The first climate resolution in France at Total in 2020, for example, received some 16.8 per cent support. The first two filed in the UK at Shell and BP in 2009 received just 11 per cent and six per cent respectively.
It represents a growing groundswell of investors looking to companies to step up on climate change.
In other jurisdictions, such a vote would force a company’s board to sit up a listen.
In the UK for example, when 20 per cent of votes go against a board recommendation a company is required to explain what actions it will take to consult shareholders and understand their concerns.
An update on the views expressed must then be given within six months.
While this does not apply to Credit Suisse, the result highlights ongoing frustration over Credit Suisse’s current climate strategy.
And it shows growing momentum for climate action – not just at Credit Suisse but across the banking sector.
Some investors still fail to walk their net-zero talk
But there is no denying a significant cohort of investors still took the easy choice to vote with management.
In today’s world – with the worsening climate crisis at our door – this is a questionable strategy.
Many of them have made public commitments to net-zero.
Yet they are still not taking the opportunities available to them to put these commitments into action.
Investors are increasingly being asked by their clients and beneficiaries to demonstrate how they are engaging with companies to operationalise their net-zero ambitions.
Robustly engaging with high-impact sectors such as the banking sector – by filing and supporting targeted resolutions and voting against inadequate Say on Climate plans for example – must be at the core of that.
As the climate crisis intensifies and public awareness grows, investors that continue to vote against important climate resolutions will have a lot to answer to their clients for.

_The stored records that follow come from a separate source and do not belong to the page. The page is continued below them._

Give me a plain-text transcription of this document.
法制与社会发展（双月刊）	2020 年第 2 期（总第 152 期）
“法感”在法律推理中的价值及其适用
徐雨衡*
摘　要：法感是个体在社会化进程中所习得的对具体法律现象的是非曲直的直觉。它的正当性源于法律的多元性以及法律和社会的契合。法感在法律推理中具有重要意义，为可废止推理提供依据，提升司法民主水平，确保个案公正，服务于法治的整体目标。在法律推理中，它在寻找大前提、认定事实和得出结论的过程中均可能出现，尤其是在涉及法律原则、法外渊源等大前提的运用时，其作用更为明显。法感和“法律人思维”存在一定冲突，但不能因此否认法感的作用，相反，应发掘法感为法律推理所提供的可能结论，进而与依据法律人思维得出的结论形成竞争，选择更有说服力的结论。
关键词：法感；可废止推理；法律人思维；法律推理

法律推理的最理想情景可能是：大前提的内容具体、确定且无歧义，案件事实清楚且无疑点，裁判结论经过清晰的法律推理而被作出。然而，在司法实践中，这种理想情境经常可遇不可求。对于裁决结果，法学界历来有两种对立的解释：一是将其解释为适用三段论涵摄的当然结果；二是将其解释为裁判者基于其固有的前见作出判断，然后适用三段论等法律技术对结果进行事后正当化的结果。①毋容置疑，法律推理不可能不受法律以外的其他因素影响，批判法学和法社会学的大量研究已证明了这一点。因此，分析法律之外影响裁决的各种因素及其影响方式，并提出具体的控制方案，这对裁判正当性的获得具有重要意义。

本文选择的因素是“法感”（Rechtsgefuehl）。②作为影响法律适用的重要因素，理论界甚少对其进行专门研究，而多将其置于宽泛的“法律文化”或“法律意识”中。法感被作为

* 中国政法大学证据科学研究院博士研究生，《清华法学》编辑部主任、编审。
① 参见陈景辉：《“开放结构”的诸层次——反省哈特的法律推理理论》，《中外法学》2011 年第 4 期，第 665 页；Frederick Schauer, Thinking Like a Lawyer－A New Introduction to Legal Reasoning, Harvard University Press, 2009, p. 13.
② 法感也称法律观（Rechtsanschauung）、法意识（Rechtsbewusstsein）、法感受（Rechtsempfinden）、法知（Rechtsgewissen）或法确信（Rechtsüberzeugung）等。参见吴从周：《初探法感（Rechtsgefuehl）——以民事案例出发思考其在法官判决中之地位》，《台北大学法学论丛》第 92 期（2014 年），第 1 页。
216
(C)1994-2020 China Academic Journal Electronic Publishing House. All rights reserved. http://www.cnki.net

What’s next for Credit Suisse?
Last week’s closed doors AGM – a decision widely criticised by ShareAction and shareholders including Ethos Foundation – took place against a backdrop of protests, as groups gathered outside the bank’s Zurich office to make their discontent heard.
Meanwhile, shareholder discontent was heard through the resolution.
Together they are a clear call from stakeholders for Credit Suisse to step up on climate change.
The resolution, filed by ShareAction, Ethos Foundation - a network of 225 Swiss pension funds interested in responsible investment – and a EUR2.2 trillion coalition of 11 investors asked the bank to improve its climate risk disclosures and policies, including its fossil fuel policies.
We think it is important that Credit Suisse listens to these asks.
In particular, we urge the bank to:
- Expand the scope of its climate change disclosures and targets to cover all relevant financial services;
- 2. Make sure that it has a strategy to reduce its financing of the fossil fuel activities it finances the most – such as fracking;
- Take action on fossil fuel expansion.
Otherwise, it might face another shareholder rebellion at its 2023 AGM.